MIF19: Atmospheric Memory at Science and Industry MuseumSara Jaspan, Exhibitions Editor
“The air itself is one vast library, on whose pages are for ever written all that man has ever said or woman whispered,” wrote the esteemed English mathematician, philosopher and early computer pioneer, Charles Babbage, in 1838. Over 180 years later, Mexican-Canadian electronic artist Rafael Lozano-Hemmer sets out to investigate this captivating proposition with an ambitious artwork and sensory performance titled Atmospheric Memory.
Part of Manchester International Festival 2019, the immersive installation at the Science and Industry Museum will attempt to discover whether Babbage’s theory was correct. Can we rewind the movement of the air to recreate lost voices of the past? And, if so, which voices would we most want to hear from?
Presented in a custom-built structure neighbouring MOSI’s historic 1830 railway warehouse, the commission will combine cutting-edge technology and classic phantasmagorical effects to mine the air for turbulence caused by speech, then transform these lingering traces into manifestations available to human perception – from trails of vapour and ripples on water through to epic 360-degree projections.

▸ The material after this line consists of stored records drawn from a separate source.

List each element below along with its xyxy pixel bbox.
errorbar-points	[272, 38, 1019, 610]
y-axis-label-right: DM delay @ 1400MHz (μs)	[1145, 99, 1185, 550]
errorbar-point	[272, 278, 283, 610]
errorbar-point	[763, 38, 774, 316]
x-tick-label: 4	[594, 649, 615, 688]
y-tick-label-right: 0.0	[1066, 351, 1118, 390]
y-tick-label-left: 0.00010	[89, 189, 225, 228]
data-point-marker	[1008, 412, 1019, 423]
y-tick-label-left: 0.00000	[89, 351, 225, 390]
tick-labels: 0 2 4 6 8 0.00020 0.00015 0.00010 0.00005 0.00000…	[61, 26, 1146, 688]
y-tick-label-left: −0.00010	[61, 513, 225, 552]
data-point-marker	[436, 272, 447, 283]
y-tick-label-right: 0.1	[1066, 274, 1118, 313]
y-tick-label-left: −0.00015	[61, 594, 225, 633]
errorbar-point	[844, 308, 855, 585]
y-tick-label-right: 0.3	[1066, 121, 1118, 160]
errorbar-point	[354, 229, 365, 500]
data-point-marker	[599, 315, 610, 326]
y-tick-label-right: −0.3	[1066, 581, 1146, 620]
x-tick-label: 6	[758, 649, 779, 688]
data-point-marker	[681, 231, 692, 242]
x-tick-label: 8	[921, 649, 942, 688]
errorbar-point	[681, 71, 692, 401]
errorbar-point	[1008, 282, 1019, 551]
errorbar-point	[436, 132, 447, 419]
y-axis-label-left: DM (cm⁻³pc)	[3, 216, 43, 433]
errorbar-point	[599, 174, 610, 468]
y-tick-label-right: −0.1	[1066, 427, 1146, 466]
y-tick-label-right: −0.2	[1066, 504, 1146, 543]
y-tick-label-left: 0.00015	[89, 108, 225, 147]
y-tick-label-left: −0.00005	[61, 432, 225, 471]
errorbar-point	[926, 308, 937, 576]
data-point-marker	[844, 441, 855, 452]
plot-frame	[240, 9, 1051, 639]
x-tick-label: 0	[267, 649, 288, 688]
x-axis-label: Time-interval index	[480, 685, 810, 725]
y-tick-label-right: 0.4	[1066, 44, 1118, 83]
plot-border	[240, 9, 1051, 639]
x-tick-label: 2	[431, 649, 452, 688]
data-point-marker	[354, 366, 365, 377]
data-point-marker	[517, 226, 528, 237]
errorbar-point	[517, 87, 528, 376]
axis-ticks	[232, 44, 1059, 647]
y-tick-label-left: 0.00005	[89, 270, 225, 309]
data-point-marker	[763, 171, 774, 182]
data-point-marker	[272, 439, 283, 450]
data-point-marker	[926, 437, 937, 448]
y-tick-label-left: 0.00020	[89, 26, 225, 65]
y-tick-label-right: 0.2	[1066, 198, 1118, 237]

Lozano-Hemmer studied physical chemistry at Concordia University in Montreal before going on to become an internationally renowned contemporary artist, and his public installations typically combine technology, architecture and performance in fascinating new ways. In 2009, his piece ‘Levels of Nothingness’ at the Guggenheim in New York connected voice with colour by inviting visitors to speak into a computer that projected their vocal traits across the room. His earlier project, ‘Vectorial Elevation’ (1999), meanwhile, perhaps constitutes the largest interactive artwork ever made, involving 800,000 participants to create a series of searchlight sculptures above Mexico City.
Forming a key strand of MIF 2019’s visual art programme, Atmospheric Memory promises to provide an unforgettable meditation on the imperceptible richness of our sonic environment and the residual stories that continue to echo throughout the years.